考え事をしながら馬を走らせる。そし体制を崩した僕の身体が宙を舞う。
気が付いたら地面に叩きつけられていた。
目を覚ますと、僕は病院にいた。
診察台に寝かされ、身動きが取れない。
「強! 気が付いたの? 良かった……。 お母さんを心配させないでくれよ。 でも無事で良かった……」
僕にすがり、泣く母。
家族も心配そうにしていた。
嫁に行った姉達も、駆け付けていて心配そうに声をかける。
「全く。 お母さんにご心労かけないで。 貴方一人の身ではないのだから」
この時代、若い男子の身体は大事にされる。
国の為の身体だから。
「すいません。 ご心配おかけして」
「暫くは家で安静にしていなさい。 今後馬はダメだ」
厳しい父の言葉に何も返せない。
己が悪いのだ。
自宅に帰った僕は、自室での静養を余儀無くされた。
戦火激しくなるにつれ、早い出征が求められたが、怪我をしてしまったら仕方ない。
近所にも話が行き渡り、家の周りは人が沢山いた。
彼女にも話が伝わったのだろうか。
無性に会いたくなる。
しかし、当面は無理だろう。
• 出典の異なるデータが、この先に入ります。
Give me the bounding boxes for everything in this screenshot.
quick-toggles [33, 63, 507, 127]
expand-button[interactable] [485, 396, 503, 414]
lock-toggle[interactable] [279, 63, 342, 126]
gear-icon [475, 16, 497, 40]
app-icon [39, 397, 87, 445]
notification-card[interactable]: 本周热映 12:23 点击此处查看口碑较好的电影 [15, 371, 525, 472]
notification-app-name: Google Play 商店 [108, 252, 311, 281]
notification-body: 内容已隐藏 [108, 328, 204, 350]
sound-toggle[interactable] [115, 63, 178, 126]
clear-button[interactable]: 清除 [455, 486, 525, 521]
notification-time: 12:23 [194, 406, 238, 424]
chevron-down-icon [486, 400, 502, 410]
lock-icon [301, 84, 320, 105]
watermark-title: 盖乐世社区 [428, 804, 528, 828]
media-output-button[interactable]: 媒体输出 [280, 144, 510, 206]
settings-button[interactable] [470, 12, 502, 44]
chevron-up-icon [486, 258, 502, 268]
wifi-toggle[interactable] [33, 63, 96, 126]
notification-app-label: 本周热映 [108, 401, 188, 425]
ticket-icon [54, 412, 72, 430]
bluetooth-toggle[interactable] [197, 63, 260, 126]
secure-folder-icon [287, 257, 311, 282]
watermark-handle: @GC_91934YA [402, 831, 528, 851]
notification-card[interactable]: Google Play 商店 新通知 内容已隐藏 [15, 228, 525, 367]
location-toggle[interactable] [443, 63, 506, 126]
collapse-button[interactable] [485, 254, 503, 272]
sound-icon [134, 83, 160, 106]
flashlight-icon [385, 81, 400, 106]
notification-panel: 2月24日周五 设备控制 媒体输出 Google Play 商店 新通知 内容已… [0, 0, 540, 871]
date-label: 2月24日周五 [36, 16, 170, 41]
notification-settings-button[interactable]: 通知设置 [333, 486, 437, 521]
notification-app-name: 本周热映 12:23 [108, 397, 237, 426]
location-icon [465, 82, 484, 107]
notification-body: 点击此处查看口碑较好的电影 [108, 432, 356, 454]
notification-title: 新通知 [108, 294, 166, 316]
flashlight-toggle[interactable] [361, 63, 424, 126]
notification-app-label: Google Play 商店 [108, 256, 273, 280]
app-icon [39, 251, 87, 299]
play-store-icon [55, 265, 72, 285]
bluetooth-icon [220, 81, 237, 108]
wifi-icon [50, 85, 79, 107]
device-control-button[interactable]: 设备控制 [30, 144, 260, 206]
これでは外にも出られない。
怪我自体大した事はないが、家の者の目がある。
ここは堪えるしかないな。
布団に潜り、彼女を思った。
ほんの少しの感情は、日に日に増していく。
だが、自分の運命がこの想いに蓋をする。
たった一言。
それを告げてもいいものか。
自問自答しながらの日々を過ごした。